Signs of Labor
As your due date draws near, you will feel mild contractions now and then. These help your cervix begin to efface (thin out) and dilate (open up). The cervix must be 100 percent effaced and fully dilated (10 centimeters) before your baby can leave your uterus. Here are ways you can tell if your labor is the real thing.
- Your upper and mid abdomen will tighten and relax. Discomfort is minor.
- Contractions start and stop with no pattern. Time between them does not shorten.
- Walking or other movements do not affect them. They might even slow down a bit.
- A full bladder or sudden movement by you or your baby may set off contractions.
- Your doctor or nurse midwife can see little to no change in your cervix.
- You are likely to feel contractions in the back, pelvis and or lower abdomen. They often start in back and sweep around to the front.
- Spacing is even. They become stronger, longer and closer together.
- Contractions often get stronger when you walk or do other mild activities.
- Your doctor or nurse midwife can see your cervix has begun to efface and dilate.
Concerns you should call about
Your baby should move often during the last few months. Call your doctor, midwife or Labor & Delivery if you notice these major changes:
- Your baby moves much less than he or she has in recent days or weeks.
- You cannot tell if your baby is moving at all.
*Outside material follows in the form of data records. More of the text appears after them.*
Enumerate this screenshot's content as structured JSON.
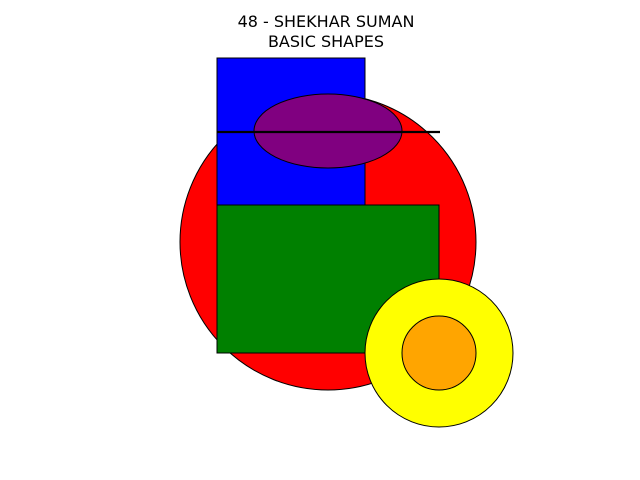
{
  "figure": {
    "title_line1": "48 - SHEKHAR SUMAN",
    "title_line2": "BASIC SHAPES",
    "background": "#ffffff"
  },
  "shapes": [
    {
      "name": "red-circle",
      "kind": "circle",
      "fill": "#ff0000"
    },
    {
      "name": "blue-rectangle",
      "kind": "rect",
      "fill": "#0000ff"
    },
    {
      "name": "green-rectangle",
      "kind": "rect",
      "fill": "#008000"
    },
    {
      "name": "purple-ellipse",
      "kind": "ellipse",
      "fill": "#800080"
    },
    {
      "name": "black-line",
      "kind": "line",
      "stroke": "#000000"
    },
    {
      "name": "yellow-circle",
      "kind": "circle",
      "fill": "#ffff00"
    },
    {
      "name": "orange-circle",
      "kind": "circle",
      "fill": "#ffa500"
    }
  ]
}
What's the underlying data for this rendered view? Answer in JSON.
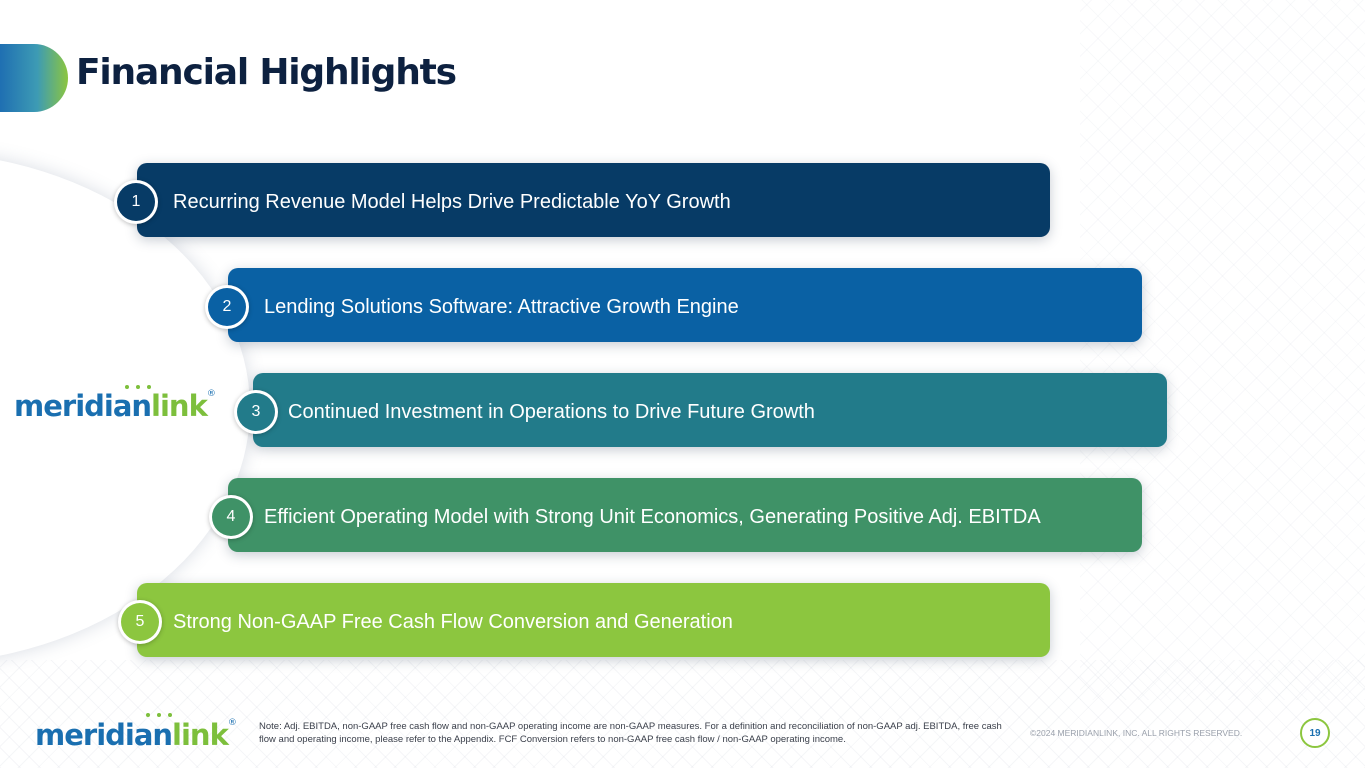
{
  "header": {
    "title": "Financial Highlights"
  },
  "brand": {
    "logo_text_a": "meridian",
    "logo_text_b": "link",
    "logo_mark": "®"
  },
  "highlights": [
    {
      "number": "1",
      "label": "Recurring Revenue Model Helps Drive Predictable YoY Growth",
      "color": "#073b66"
    },
    {
      "number": "2",
      "label": "Lending Solutions Software: Attractive Growth Engine",
      "color": "#0a61a4"
    },
    {
      "number": "3",
      "label": "Continued Investment in Operations to Drive Future Growth",
      "color": "#227b8a"
    },
    {
      "number": "4",
      "label": "Efficient Operating Model with Strong Unit Economics, Generating Positive Adj. EBITDA",
      "color": "#3f9267"
    },
    {
      "number": "5",
      "label": "Strong Non-GAAP Free Cash Flow Conversion and Generation",
      "color": "#8cc63f"
    }
  ],
  "footer": {
    "note": "Note: Adj. EBITDA, non-GAAP free cash flow and non-GAAP operating income are non-GAAP measures. For a definition and reconciliation of non-GAAP adj. EBITDA, free cash flow and operating income, please refer to the Appendix. FCF Conversion refers to non-GAAP free cash flow / non-GAAP operating income.",
    "copyright": "©2024 MERIDIANLINK, INC. ALL RIGHTS RESERVED.",
    "page_number": "19"
  }
}
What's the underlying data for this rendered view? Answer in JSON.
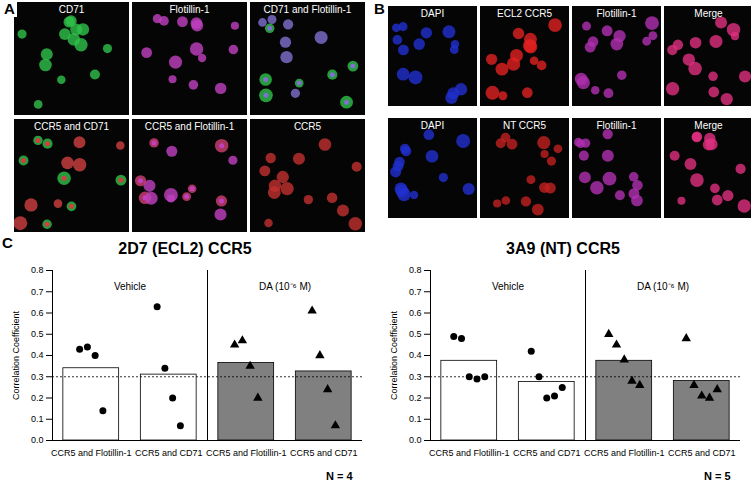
{
  "images": {
    "A": {
      "label": "A",
      "tiles": [
        "CD71",
        "Flotillin-1",
        "CD71 and Flotillin-1",
        "CCR5 and CD71",
        "CCR5 and Flotillin-1",
        "CCR5"
      ]
    },
    "B": {
      "label": "B",
      "tiles": [
        "DAPI",
        "ECL2 CCR5",
        "Flotillin-1",
        "Merge",
        "DAPI",
        "NT CCR5",
        "Flotillin-1",
        "Merge"
      ]
    }
  },
  "chart_panel_label": "C",
  "chart_data": [
    {
      "type": "bar",
      "title": "2D7 (ECL2) CCR5",
      "y_label": "Correlation Coefficient",
      "categories": [
        "CCR5 and Flotillin-1",
        "CCR5 and CD71"
      ],
      "series": [
        {
          "name": "Vehicle",
          "color": "#ffffff",
          "marker": "circle",
          "values": [
            0.34,
            0.31
          ],
          "points": [
            [
              0.43,
              0.44,
              0.4,
              0.14
            ],
            [
              0.63,
              0.34,
              0.2,
              0.07
            ]
          ]
        },
        {
          "name": "DA (10⁻⁶ M)",
          "color": "#808080",
          "marker": "triangle",
          "values": [
            0.365,
            0.325
          ],
          "points": [
            [
              0.45,
              0.47,
              0.35,
              0.2
            ],
            [
              0.61,
              0.4,
              0.24,
              0.07
            ]
          ]
        }
      ],
      "reference_line": 0.3,
      "ylim": [
        0,
        0.8
      ],
      "yticks": [
        {
          "value": 0,
          "label": "0.0"
        },
        0.1,
        0.2,
        0.3,
        0.4,
        0.5,
        0.6,
        0.7,
        0.8
      ],
      "annotation": "N = 4"
    },
    {
      "type": "bar",
      "title": "3A9 (NT) CCR5",
      "y_label": "Correlation Coefficient",
      "categories": [
        "CCR5 and Flotillin-1",
        "CCR5 and CD71"
      ],
      "series": [
        {
          "name": "Vehicle",
          "color": "#ffffff",
          "marker": "circle",
          "values": [
            0.375,
            0.275
          ],
          "points": [
            [
              0.49,
              0.48,
              0.3,
              0.29,
              0.3
            ],
            [
              0.42,
              0.3,
              0.2,
              0.21,
              0.25
            ]
          ]
        },
        {
          "name": "DA (10⁻⁶ M)",
          "color": "#808080",
          "marker": "triangle",
          "values": [
            0.375,
            0.28
          ],
          "points": [
            [
              0.5,
              0.45,
              0.38,
              0.28,
              0.26
            ],
            [
              0.48,
              0.26,
              0.21,
              0.2,
              0.24
            ]
          ]
        }
      ],
      "reference_line": 0.3,
      "ylim": [
        0,
        0.8
      ],
      "yticks": [
        {
          "value": 0,
          "label": "0.0"
        },
        0.1,
        0.2,
        0.3,
        0.4,
        0.5,
        0.6,
        0.7,
        0.8
      ],
      "annotation": "N = 5"
    }
  ]
}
Here are other reasons to get on the phone right away. Call your doctor, nurse midwife or Labor & Delivery at (608) 775-3167.
- You see bright red blood that looks like the start of your period.
- You gain a lot of weight all of a sudden.
- Your face, arms, hands, legs or feet are much more swollen and puffy than ever before.
- You have a severe headache that does not go away. Acetaminophen (Tylenol®) gives you no relief.
- You feel severe pain in your abdomen.
- You feel severe pain under your rib cage on the right side.
- Your vision gets dim or blurs. You see flashes of light or spots before your eyes.
- You vomit often and cannot seem to stop.
- You have chills or a fever of 101° F or higher.